SFT vs RLHF vs DPO, briefly
SFT does imitation: copy the demonstrated good answers. But imitation can't easily express "answer A is better than answer B," and it can't reward responses better than the ones in your dataset. Preference methods fix that. RLHF trains a separate reward model on human comparisons, then uses reinforcement learning to maximize that reward. DPO mathematically reframes the same preference data as a direct classification-style loss, removing the reward model and RL loop — simpler and cheaper, though RLHF reward models can generalize better out-of-distribution. A typical modern recipe is SFT first, then one preference stage on top.
Catastrophic forgetting and the fine-tuning tightrope
Fine-tune too hard and the model forgets general skills it learned during pretraining — it gets great at your narrow task and worse at everything else. This is catastrophic forgetting. It is a major reason LoRA and other parameter-efficient methods are popular: by freezing the original weights and training small adapters, they preserve the expensive pretraining knowledge while still steering behavior.
The blurring middle: mid-training and continued pretraining
The clean two-stage story is getting fuzzier. Labs now run continued pretraining (extra next-token training on a domain corpus, e.g. legal or biomedical text) and mid-training steps that sit between pretraining and post-training. These are still capability-building, self-supervised steps — just applied after the main run. For a builder, the practical takeaway is unchanged: capability comes from large-scale next-token training; behavior comes from small-scale, labeled, preference-shaped training. Knowing which stage owns which behavior is what makes you effective with these models, whether you ever train one or just call the API.
FAQ
What is the difference between LLM pretraining vs fine-tuning?

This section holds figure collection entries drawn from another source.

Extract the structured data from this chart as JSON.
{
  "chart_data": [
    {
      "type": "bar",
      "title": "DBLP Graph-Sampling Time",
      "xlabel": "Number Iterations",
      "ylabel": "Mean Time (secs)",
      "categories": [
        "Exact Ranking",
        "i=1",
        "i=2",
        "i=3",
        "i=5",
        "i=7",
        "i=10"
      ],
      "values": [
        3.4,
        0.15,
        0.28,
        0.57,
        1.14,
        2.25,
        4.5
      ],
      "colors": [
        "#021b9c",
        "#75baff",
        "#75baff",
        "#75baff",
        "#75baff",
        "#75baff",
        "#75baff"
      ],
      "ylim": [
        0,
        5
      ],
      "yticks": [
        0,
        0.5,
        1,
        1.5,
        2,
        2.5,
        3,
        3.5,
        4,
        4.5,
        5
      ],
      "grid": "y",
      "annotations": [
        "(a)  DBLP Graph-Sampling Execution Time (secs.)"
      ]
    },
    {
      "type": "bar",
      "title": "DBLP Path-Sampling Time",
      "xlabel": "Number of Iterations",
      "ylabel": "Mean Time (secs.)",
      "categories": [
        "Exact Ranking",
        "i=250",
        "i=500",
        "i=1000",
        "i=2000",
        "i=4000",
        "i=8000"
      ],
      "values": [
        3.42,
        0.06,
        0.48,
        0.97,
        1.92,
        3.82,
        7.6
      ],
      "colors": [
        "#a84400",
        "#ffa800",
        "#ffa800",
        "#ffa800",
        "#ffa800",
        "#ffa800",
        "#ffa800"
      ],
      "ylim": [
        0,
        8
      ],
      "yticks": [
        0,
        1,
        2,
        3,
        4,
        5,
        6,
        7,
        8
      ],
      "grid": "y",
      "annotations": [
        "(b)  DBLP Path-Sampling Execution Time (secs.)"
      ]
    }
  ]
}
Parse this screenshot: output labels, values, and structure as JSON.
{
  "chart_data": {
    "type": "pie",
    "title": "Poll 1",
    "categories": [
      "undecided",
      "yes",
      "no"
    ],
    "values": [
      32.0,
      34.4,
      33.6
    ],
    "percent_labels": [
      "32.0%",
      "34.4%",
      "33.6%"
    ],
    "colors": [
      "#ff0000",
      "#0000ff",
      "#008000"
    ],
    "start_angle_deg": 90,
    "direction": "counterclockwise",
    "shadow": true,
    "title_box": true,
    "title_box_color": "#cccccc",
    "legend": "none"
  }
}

Pretraining trains a model from scratch on trillions of unlabeled tokens using self-supervised next-token prediction, producing a base model with broad capability. Fine-tuning (post-training) then adapts that base model with a much smaller set of curated examples to shape behavior, tone, format, or domain skill. Pretraining builds capability; fine-tuning shapes behavior.
Is fine-tuning cheaper than pretraining?
Dramatically. Pretraining a frontier model runs into millions of GPU-hours and millions of dollars. Fine-tuning typically uses hundreds to thousands of GPU-hours, and with parameter-efficient methods like LoRA it can cost tens to a few hundred dollars — well within reach of a small team.
Should I fine-tune or use RAG to add knowledge?
For knowledge that changes or is private, use RAG. Fine-tuning bakes facts into frozen weights that are hard to update and prone to confident errors. Fine-tuning shines for behavior — consistent format, tone, or a repeatable task — not for injecting information that has a date on it.
What is the difference between SFT and RLHF?
SFT (supervised fine-tuning) trains the model to imitate good demonstrated answers. RLHF (and the simpler DPO) goes further by using human preference comparisons to push the model toward better responses than the demonstrations alone could teach. A common recipe runs SFT first, then a preference-training stage.
What is a base model versus an instruct model?
A base model is the raw output of pretraining: it predicts text well but does not reliably follow instructions or behave like a chat assistant. An instruct (or chat/aligned) model is a base model after post-training — SFT plus preference training — which is the version you actually converse with.